Heute mal was zu Lippenbekenntnissen und dem inneren Schweinehund
| 02.06.2022, 18:51 (Dieser Beitrag wurde zuletzt bearbeitet: 02.06.2022, 19:02 von Skeptiker. Bearbeitungsgrund: FORMATIERUNG )
Wie immer gilt: "Dieser Beitrag stellt ausschließlich eine persönliche Meinung dar. Er erhebt weder Anspruch auf vollständige Richtigkeit, noch sollte jemand seine Inhalte ungeprüft übernehmen."
Dieses Mal geht es mir um das Thema "Heute mal was zu Lippenbekenntnissen und dem inneren Schweinehund".
Wir starten diesmal mit einem Gedankenspiel. Nehmen wir mal an, wir fertigen eine Umfrage an. Wir fragen eine Gruppe von Menschen nach ihrer Meinung zu einem bestimmten Thema.
Daraufhin beobachten wir diese Menschen und erkennen, dass sie so handeln als hätten sie die angegebenen Meinungen nicht. Sie tun also Dinge, die ihren angeblichen Überzeugungen widersprechen.

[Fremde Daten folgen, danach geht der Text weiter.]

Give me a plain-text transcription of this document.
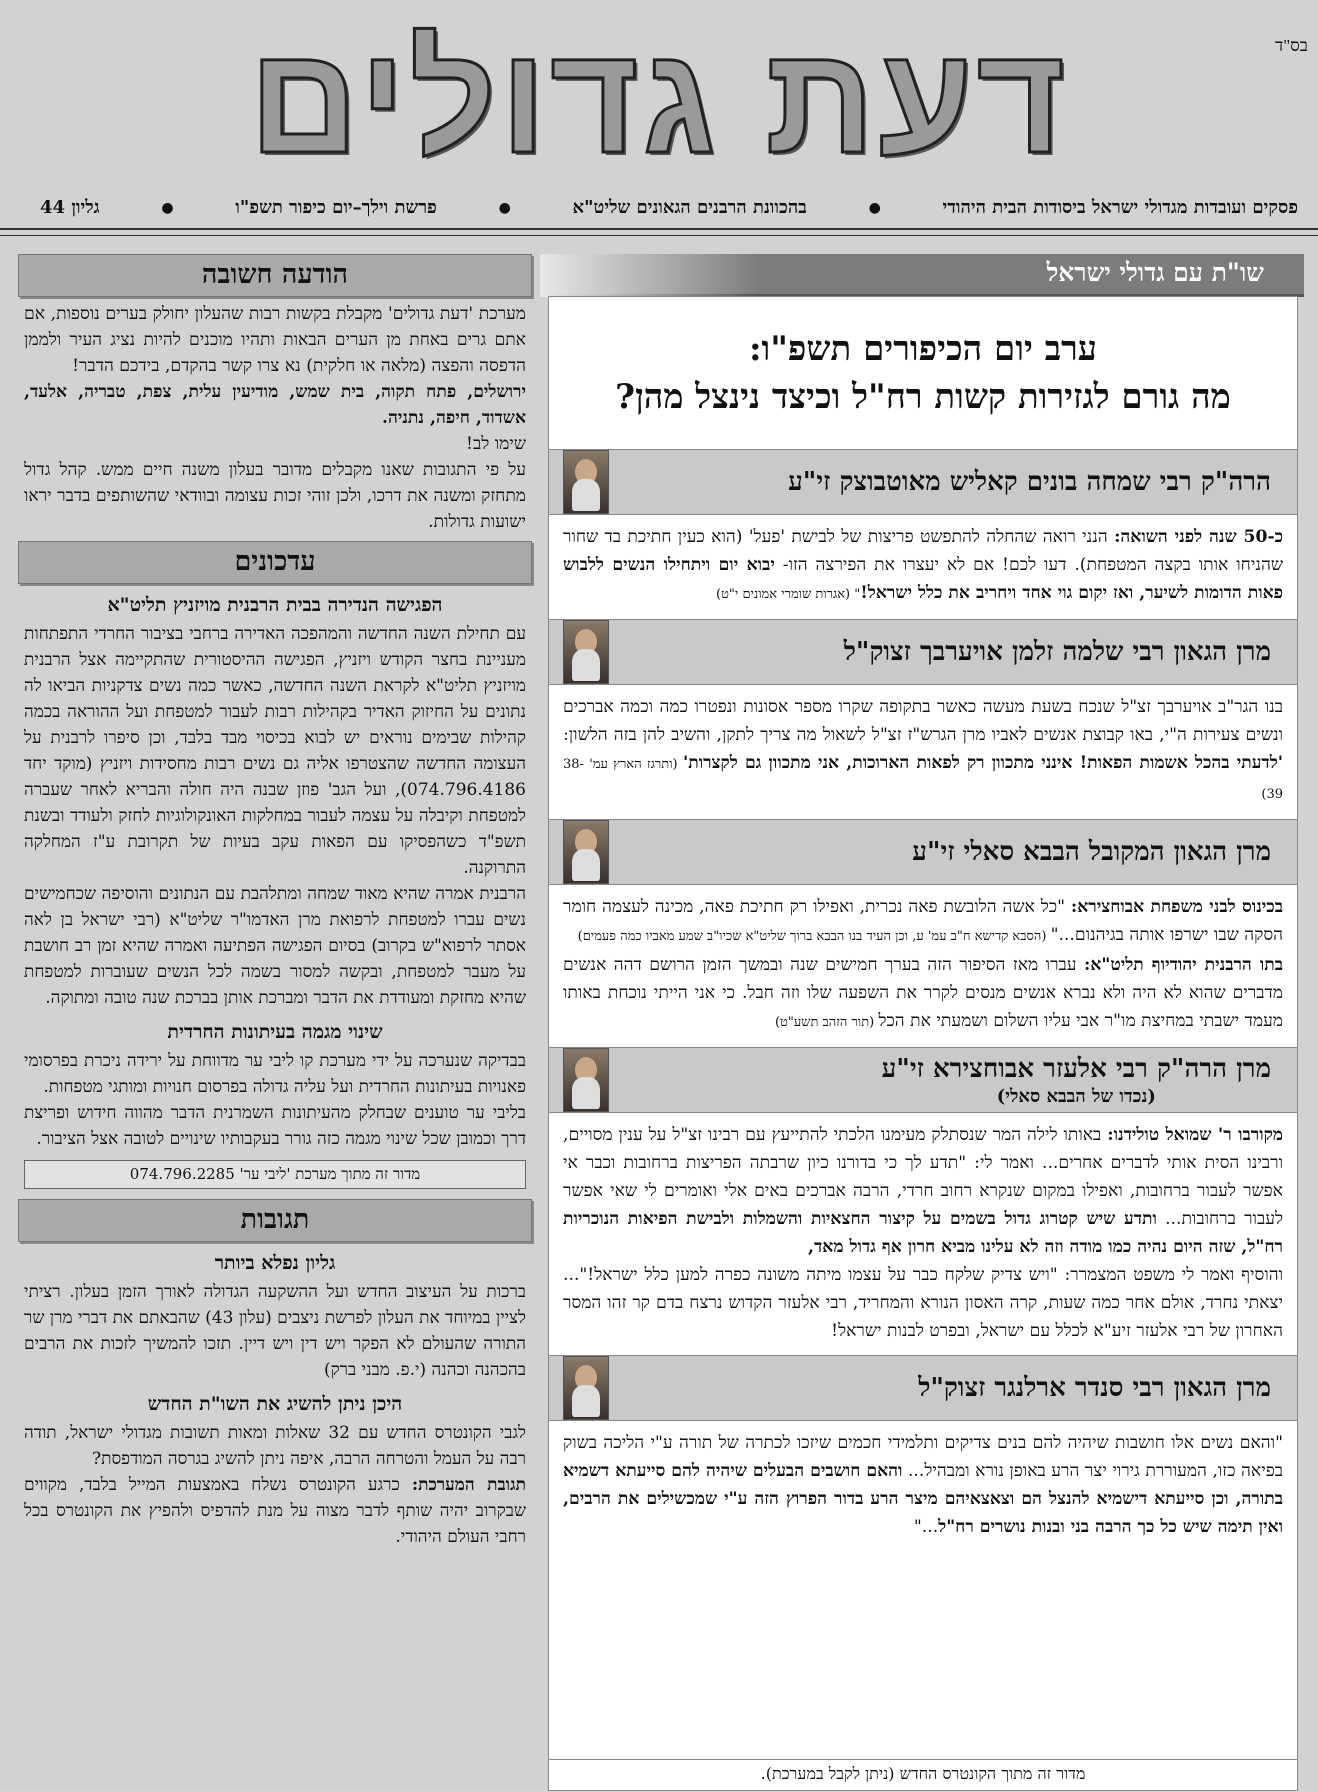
בס"ד
דעת גדולים
פסקים ועובדות מגדולי ישראל ביסודות הבית היהודי
●
בהכוונת הרבנים הגאונים שליט"א
●
פרשת וילך–יום כיפור תשפ"ו
●
גליון 44
שו"ת עם גדולי ישראל
ערב יום הכיפורים תשפ"ו:
מה גורם לגזירות קשות רח"ל וכיצד נינצל מהן?
הרה"ק רבי שמחה בונים קאליש מאוטבוצק זי"ע
כ-50 שנה לפני השואה: הנני רואה שהחלה להתפשט פריצות של לבישת 'פעל' (הוא כעין חתיכת בד שחור שהניחו אותו בקצה המטפחת). דעו לכם! אם לא יעצרו את הפירצה הזו- יבוא יום ויתחילו הנשים ללבוש פאות הדומות לשיער, ואז יקום גוי אחד ויחריב את כלל ישראל!" (אגרות שומרי אמונים י"ט)
מרן הגאון רבי שלמה זלמן אויערבך זצוק"ל
בנו הגר"ב אויערבך זצ"ל שנכח בשעת מעשה כאשר בתקופה שקרו מספר אסונות ונפטרו כמה וכמה אברכים ונשים צעירות ה"י, באו קבוצת אנשים לאביו מרן הגרש"ז זצ"ל לשאול מה צריך לתקן, והשיב להן בזה הלשון: 'לדעתי בהכל אשמות הפאות! אינני מתכוון רק לפאות הארוכות, אני מתכוון גם לקצרות' (ותרגז הארץ עמ' 38-39)
מרן הגאון המקובל הבבא סאלי זי"ע
בכינוס לבני משפחת אבוחצירא: "כל אשה הלובשת פאה נכרית, ואפילו רק חתיכת פאה, מכינה לעצמה חומר הסקה שבו ישרפו אותה בגיהנום..." (הסבא קדישא ח"ב עמ' ע, וכן העיד בנו הבבא ברוך שליט"א שכיו"ב שמע מאביו כמה פעמים)
בתו הרבנית יהודיוף תליט"א: עברו מאז הסיפור הזה בערך חמישים שנה ובמשך הזמן הרושם דהה אנשים מדברים שהוא לא היה ולא נברא אנשים מנסים לקרר את השפעה שלו וזה חבל. כי אני הייתי נוכחת באותו מעמד ישבתי במחיצת מו"ר אבי עליו השלום ושמעתי את הכל (תור הזהב תשע"ט)
מרן הרה"ק רבי אלעזר אבוחצירא זי"ע
(נכדו של הבבא סאלי)
מקורבו ר' שמואל טולידנו: באותו לילה המר שנסתלק מעימנו הלכתי להתייעץ עם רבינו זצ"ל על ענין מסויים, ורבינו הסית אותי לדברים אחרים... ואמר לי: "תדע לך כי בדורנו כיון שרבתה הפריצות ברחובות וכבר אי אפשר לעבור ברחובות, ואפילו במקום שנקרא רחוב חרדי, הרבה אברכים באים אלי ואומרים לי שאי אפשר לעבור ברחובות... ותדע שיש קטרוג גדול בשמים על קיצור החצאיות והשמלות ולבישת הפיאות הנוכריות רח"ל, שזה היום נהיה כמו מודה וזה לא עלינו מביא חרון אף גדול מאד,
והוסיף ואמר לי משפט המצמרר: "ויש צדיק שלקח כבר על עצמו מיתה משונה כפרה למען כלל ישראל!"... יצאתי נחרד, אולם אחר כמה שעות, קרה האסון הנורא והמחריד, רבי אלעזר הקדוש נרצח בדם קר זהו המסר האחרון של רבי אלעזר זיע"א לכלל עם ישראל, ובפרט לבנות ישראל!
מרן הגאון רבי סנדר ארלנגר זצוק"ל
"והאם נשים אלו חושבות שיהיה להם בנים צדיקים ותלמידי חכמים שיזכו לכתרה של תורה ע"י הליכה בשוק בפיאה כזו, המעוררת גירוי יצר הרע באופן נורא ומבהיל... והאם חושבים הבעלים שיהיה להם סייעתא דשמיא בתורה, וכן סייעתא דישמיא להנצל הם וצאצאיהם מיצר הרע בדור הפרוץ הזה ע"י שמכשילים את הרבים, ואין תימה שיש כל כך הרבה בני ובנות נושרים רח"ל..."
מדור זה מתוך הקונטרס החדש (ניתן לקבל במערכת).
הודעה חשובה
מערכת 'דעת גדולים' מקבלת בקשות רבות שהעלון יחולק בערים נוספות, אם אתם גרים באחת מן הערים הבאות ותהיו מוכנים להיות נציג העיר ולממן הדפסה והפצה (מלאה או חלקית) נא צרו קשר בהקדם, בידכם הדבר!
ירושלים, פתח תקוה, בית שמש, מודיעין עלית, צפת, טבריה, אלעד, אשדוד, חיפה, נתניה.
שימו לב!
על פי התגובות שאנו מקבלים מדובר בעלון משנה חיים ממש. קהל גדול מתחזק ומשנה את דרכו, ולכן זוהי זכות עצומה ובוודאי שהשותפים בדבר יראו ישועות גדולות.
עדכונים
הפגישה הנדירה בבית הרבנית מויזניץ תליט"א
עם תחילת השנה החדשה והמהפכה האדירה ברחבי בציבור החרדי התפתחות מעניינת בחצר הקודש ויזניץ, הפגישה ההיסטורית שהתקיימה אצל הרבנית מויזניץ תליט"א לקראת השנה החדשה, כאשר כמה נשים צדקניות הביאו לה נתונים על החיזוק האדיר בקהילות רבות לעבור למטפחת ועל ההוראה בכמה קהילות שבימים נוראים יש לבוא בכיסוי מבד בלבד, וכן סיפרו לרבנית על העצומה החדשה שהצטרפו אליה גם נשים רבות מחסידות ויזניץ (מוקד יחד 074.796.4186), ועל הגב' פוזן שבנה היה חולה והבריא לאחר שעברה למטפחת וקיבלה על עצמה לעבור במחלקות האונקולוגיות לחזק ולעודד ובשנת תשפ"ד כשהפסיקו עם הפאות עקב בעיות של תקרובת ע"ז המחלקה התרוקנה.
הרבנית אמרה שהיא מאוד שמחה ומתלהבת עם הנתונים והוסיפה שכחמישים נשים עברו למטפחת לרפואת מרן האדמו"ר שליט"א (רבי ישראל בן לאה אסתר לרפוא"ש בקרוב) בסיום הפגישה הפתיעה ואמרה שהיא זמן רב חושבת על מעבר למטפחת, ובקשה למסור בשמה לכל הנשים שעוברות למטפחת שהיא מחזקת ומעודדת את הדבר ומברכת אותן בברכת שנה טובה ומתוקה.
שינוי מגמה בעיתונות החרדית
בבדיקה שנערכה על ידי מערכת קו ליבי ער מדווחת על ירידה ניכרת בפרסומי פאנויות בעיתונות החרדית ועל עליה גדולה בפרסום חנויות ומותגי מטפחות.
בליבי ער טוענים שבחלק מהעיתונות השמרנית הדבר מהווה חידוש ופריצת דרך וכמובן שכל שינוי מגמה כזה גורר בעקבותיו שינויים לטובה אצל הציבור.
מדור זה מתוך מערכת 'ליבי ער' 074.796.2285
תגובות
גליון נפלא ביותר
ברכות על העיצוב החדש ועל ההשקעה הגדולה לאורך הזמן בעלון. רציתי לציין במיוחד את העלון לפרשת ניצבים (עלון 43) שהבאתם את דברי מרן שר התורה שהעולם לא הפקר ויש דין ויש דיין. תזכו להמשיך לזכות את הרבים בהכהנה וכהנה (י.פ. מבני ברק)
היכן ניתן להשיג את השו"ת החדש
לגבי הקונטרס החדש עם 32 שאלות ומאות תשובות מגדולי ישראל, תודה רבה על העמל והטרחה הרבה, איפה ניתן להשיג בגרסה המודפסת?
תגובת המערכת: כרגע הקונטרס נשלח באמצעות המייל בלבד, מקווים שבקרוב יהיה שותף לדבר מצוה על מנת להדפיס ולהפיץ את הקונטרס בכל רחבי העולם היהודי.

Wie gehen wir mit dieser Situation um?
Wie ich annehmen ist unsere erste, naive Reaktion bei davon auszugehen, die Leute hätten eben in der Umfrage gelogen. Das Gewicht der Handlungen sticht eine Umfrage locker aus.

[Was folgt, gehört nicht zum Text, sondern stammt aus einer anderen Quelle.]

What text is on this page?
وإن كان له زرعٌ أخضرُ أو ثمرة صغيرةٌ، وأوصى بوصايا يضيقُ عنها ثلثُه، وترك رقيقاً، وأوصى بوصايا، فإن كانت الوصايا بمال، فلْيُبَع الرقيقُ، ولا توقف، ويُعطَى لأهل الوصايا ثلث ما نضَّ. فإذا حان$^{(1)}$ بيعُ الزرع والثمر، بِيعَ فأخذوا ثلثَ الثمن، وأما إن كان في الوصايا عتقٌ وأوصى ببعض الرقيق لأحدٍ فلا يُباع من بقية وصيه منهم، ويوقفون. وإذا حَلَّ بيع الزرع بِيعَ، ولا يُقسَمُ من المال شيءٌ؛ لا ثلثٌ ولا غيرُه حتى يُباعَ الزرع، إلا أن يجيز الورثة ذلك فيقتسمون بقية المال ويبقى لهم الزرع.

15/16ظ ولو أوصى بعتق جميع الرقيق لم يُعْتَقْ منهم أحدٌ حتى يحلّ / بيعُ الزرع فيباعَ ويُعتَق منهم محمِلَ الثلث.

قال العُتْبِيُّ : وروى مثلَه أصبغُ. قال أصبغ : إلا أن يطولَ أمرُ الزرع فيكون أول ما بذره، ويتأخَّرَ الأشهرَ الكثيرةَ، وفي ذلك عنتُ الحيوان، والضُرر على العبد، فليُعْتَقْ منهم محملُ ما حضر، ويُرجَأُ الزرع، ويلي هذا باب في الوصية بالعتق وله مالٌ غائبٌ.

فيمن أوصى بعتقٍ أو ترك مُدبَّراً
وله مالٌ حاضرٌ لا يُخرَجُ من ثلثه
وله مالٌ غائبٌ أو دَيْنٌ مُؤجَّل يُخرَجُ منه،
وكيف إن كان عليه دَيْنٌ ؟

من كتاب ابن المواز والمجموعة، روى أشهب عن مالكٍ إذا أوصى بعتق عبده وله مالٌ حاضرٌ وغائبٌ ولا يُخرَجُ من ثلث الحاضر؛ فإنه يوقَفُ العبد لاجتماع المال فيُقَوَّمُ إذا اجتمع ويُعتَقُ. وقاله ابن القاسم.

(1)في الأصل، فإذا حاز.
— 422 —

Was passiert aber, wenn Menschen in verschiedenen Umfragen und mündlichen Äußerungen immer wieder eine Meinung bekunden, aber dennoch einfach gegen diese Meinung handeln?
Ich spreche jetzt nicht von Fällen, in denen die Menschen dazu gezwungen werden wider ihre Überzeugungen zu handeln.
In neuerer Zeit ist diese grundsätzliche Frage aufgrund einer politischen Argumentation wieder aktuell geworden.
Beispielsweise wird in dieser auf Umfragen hingewiesen, demnach die meisten Leute klimafreundlicher leben wollen, indem sie sich vornehmen weniger Flugreisen zu unternehmen und Fleisch zu essen. Doch schon in der nächsten konkreten Entscheidungssituation im Supermarkt scheinen diese Vorsätze vergessen.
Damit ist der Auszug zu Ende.